Trying to use dask_cudf
using a LocalCUDACluster
, I always encounter and issue with crashing workers. Core dumps are created and the execution continues, creating new workers and eventually taking all the storage on my machine.
See below some examples execution showing memory going up, not respecting rmm_pool_size and eventually crashing. I tried many values for rmm_pool_size, both over and under the total GPU memory (from what I understand, it should be able to spill to machine memory).
I am using the following initial code:
from dask_cuda import LocalCUDACluster
from distributed import Client, LocalCluster
import dask_cudf
cluster = LocalCUDACluster(
rmm_pool_size="60GB" # I've tried 64, 100, 150 etc. No luck
)
# I also tried setting rmm_managed_memory...

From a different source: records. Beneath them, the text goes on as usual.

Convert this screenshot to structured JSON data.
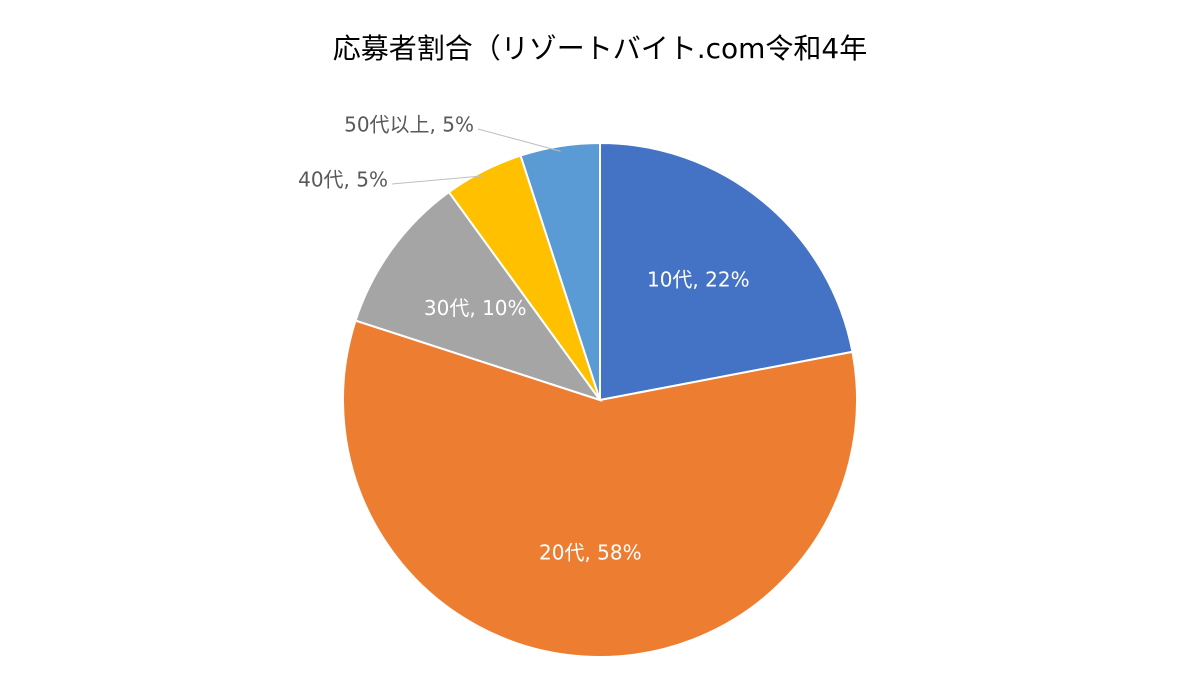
{
  "chart_data": {
    "type": "pie",
    "title": "応募者割合（リゾートバイト.com令和4年",
    "categories": [
      "10代",
      "20代",
      "30代",
      "40代",
      "50代以上"
    ],
    "values": [
      22,
      58,
      10,
      5,
      5
    ],
    "value_labels": [
      "10代, 22%",
      "20代, 58%",
      "30代, 10%",
      "40代, 5%",
      "50代以上, 5%"
    ],
    "colors": [
      "#4472c4",
      "#ed7d31",
      "#a5a5a5",
      "#ffc000",
      "#5b9bd5"
    ]
  }
}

# I know there are other parameters (ucx, etc) but don't know whether relevant and how to use
client = Client(cluster)
df = dask_cudf.read_parquet("s3://my-bucket/my-parquet-dir/")
I print memory usage:
mem = df.memory_usage().compute()
print(f"total dataset memory: {mem.sum() / 1024**3}GB")
Resulting in
total dataset memory: 50.736539436504245GB
Then, executing my code (whether it is trying to do some EDA, running KNN, or pretty much everything else, I am getting this behavior / error.
I read the docs, I read numerous blogs (from RAPIDS mainly), I run through the notebooks but I am still not able to get it to work. Am I doing something wrong? Will this not work with the setup I have?
Any help would be appreciated...